The hackport project started off as part of the overay repository in 2005. At some point we decided that it deserved its own repository, as it really was a standalone project. The development was forked from the overlay repository, and continued without being mixed with the overlay commits. However, the result was a repository with an messy history: hackport and overlay stuff was mixed. Moving to git gave us a new chance to clean it up.
When using git you have the option of changeing the history of your repository. Of course this is a powerful tool, but it should be used carefully. As we were in a transition of moving to git, we used these advantages. In general git will require greater knowledge of your consequences than similar tools (darcs, mercurial).
For this job we used the features of git filter-branch
, see the git documentation at filter-branch. As the projects where clearly separated it was easy to tell git wich files were interesting:
git filter-branch --tree-filter \
'rm -rf ignore-this-file and-this-directory' HEAD
git filter-branch --prune-empty -f
We repeated until we’ve cleared the history from the overlay commits.

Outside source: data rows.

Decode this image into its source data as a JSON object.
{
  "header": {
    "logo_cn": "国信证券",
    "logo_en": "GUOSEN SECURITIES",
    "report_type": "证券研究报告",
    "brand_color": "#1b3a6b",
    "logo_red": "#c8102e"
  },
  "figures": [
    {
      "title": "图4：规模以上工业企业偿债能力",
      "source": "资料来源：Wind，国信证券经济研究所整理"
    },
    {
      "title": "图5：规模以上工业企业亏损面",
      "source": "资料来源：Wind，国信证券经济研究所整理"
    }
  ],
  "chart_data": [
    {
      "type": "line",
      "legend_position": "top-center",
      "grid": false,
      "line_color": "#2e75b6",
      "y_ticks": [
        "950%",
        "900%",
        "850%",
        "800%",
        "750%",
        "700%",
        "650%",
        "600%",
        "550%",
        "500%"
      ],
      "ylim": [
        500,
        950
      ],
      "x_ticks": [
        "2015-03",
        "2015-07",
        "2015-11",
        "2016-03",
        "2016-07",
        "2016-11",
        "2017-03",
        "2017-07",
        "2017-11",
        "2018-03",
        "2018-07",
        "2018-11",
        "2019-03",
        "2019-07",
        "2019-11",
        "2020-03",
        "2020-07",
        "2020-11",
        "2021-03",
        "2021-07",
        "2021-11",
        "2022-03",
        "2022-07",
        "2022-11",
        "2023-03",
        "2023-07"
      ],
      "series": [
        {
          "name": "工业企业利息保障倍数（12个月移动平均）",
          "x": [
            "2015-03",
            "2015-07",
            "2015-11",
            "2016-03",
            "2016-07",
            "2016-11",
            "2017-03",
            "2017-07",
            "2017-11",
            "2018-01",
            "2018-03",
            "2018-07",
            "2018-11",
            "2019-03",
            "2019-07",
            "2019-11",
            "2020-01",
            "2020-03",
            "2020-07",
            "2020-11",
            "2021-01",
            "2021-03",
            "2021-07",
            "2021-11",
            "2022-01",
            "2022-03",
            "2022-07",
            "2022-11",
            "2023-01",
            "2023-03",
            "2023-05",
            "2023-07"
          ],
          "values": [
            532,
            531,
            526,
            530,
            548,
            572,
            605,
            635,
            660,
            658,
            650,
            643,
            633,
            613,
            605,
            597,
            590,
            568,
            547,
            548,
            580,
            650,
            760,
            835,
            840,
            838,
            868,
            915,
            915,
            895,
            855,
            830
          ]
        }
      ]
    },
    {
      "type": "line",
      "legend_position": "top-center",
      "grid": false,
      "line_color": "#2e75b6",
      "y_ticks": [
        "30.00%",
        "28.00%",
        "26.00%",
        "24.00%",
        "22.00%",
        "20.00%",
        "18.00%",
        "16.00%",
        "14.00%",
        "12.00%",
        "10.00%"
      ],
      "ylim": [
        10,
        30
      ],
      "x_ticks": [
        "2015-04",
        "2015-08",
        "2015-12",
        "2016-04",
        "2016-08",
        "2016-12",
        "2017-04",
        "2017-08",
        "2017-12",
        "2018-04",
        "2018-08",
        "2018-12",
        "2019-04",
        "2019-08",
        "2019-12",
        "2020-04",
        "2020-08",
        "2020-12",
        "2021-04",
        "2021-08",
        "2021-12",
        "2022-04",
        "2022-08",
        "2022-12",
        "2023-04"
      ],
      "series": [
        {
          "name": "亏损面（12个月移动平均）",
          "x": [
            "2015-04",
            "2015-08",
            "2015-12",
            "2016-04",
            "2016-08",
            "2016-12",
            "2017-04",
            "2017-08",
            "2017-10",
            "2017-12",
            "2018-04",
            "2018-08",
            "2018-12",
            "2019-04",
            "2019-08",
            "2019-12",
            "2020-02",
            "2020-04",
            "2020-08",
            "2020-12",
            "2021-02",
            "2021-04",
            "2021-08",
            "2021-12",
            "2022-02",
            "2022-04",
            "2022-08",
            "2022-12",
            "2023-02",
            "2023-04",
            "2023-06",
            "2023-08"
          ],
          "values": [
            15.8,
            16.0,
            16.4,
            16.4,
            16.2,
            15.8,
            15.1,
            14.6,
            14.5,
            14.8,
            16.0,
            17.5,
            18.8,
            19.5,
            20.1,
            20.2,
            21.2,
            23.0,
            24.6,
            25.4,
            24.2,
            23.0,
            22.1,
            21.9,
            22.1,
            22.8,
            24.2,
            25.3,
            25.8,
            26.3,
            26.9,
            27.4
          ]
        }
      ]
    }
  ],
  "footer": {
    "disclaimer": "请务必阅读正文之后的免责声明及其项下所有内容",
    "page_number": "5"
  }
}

The result is clean and only contains the hackport project. You find it at hackport.
This way we could separate the ~400 commits from the ~1100 commits that had nothing to do with the hackport project.
keyword-stat
keyword-stat
is a tool to help us see the status of packages regarding Gentoo’s concept of stable and testing status. Each Gentoo user is able to choose the stability level of each package through the keywording concept.
The repo was already at a nice state and the conversion was straight forward:
mkdir keyword-stat.git && cd keyword-stat.git
git init
( cd ../keyword-stat ; darcs-fastconvert export ) \
| git fast-import
3 comments
Comments feed for this article
10 February, 2011 at 5:13 AM
Craig
Seeing as Gentoo is a Free Software project, and you guys clearly value software freedom… wouldn’t a move to gitorious (which is entirely Free Software, and available under AGPLv3) be more appropriate than github (which is proprietary)?
19 February, 2011 at 10:30 AM
Sergei Trofimovich
Our decision was to pick some service friendly to occasional contributor. Github is just good enough for that: a lot of people know about it and it provides everything we need.
I don’t think service’s source code license is relevant here. AFAIU AGPLv3 does not say anything about terms of service for content stored there.
I never used gitorius, but looking at home page they seem to provide similar service. Anyway, in case something will go wrong with github we’ll consider gitorious as well.
20 February, 2011 at 12:57 AM
Craig
I know AGPLv3 doesn’t say anything about hosting services, my comment is more along the lines of consistency and support the Free Software world. Gentoo is all about Free Software, Haskell is Free Software, and the Gentoo packaging of Haskell is Free as well. Therefore, wouldn’t it make sense for this group of Free Software to be hosted on a Free Software system? It certainly doesn’t *have* to be, but wouldn’t it be cool if it was? I love it when Free Software supports Free Software (like Gentoo supporting Haskell by packaging it), and always find it a bit weird when Free Software supports proprietary software (like Gentoo’s Haskell project supporting GitHub), especially when a similarly-capable Free Software option is available (like Gitorious versus GitHub).
Thanks for your awesome work, btw. I don’t mean to be annoying, just hoping to point something out that may not have been considered, and hopefully help out one of my favorite (and IMHO most important) Free Software projects.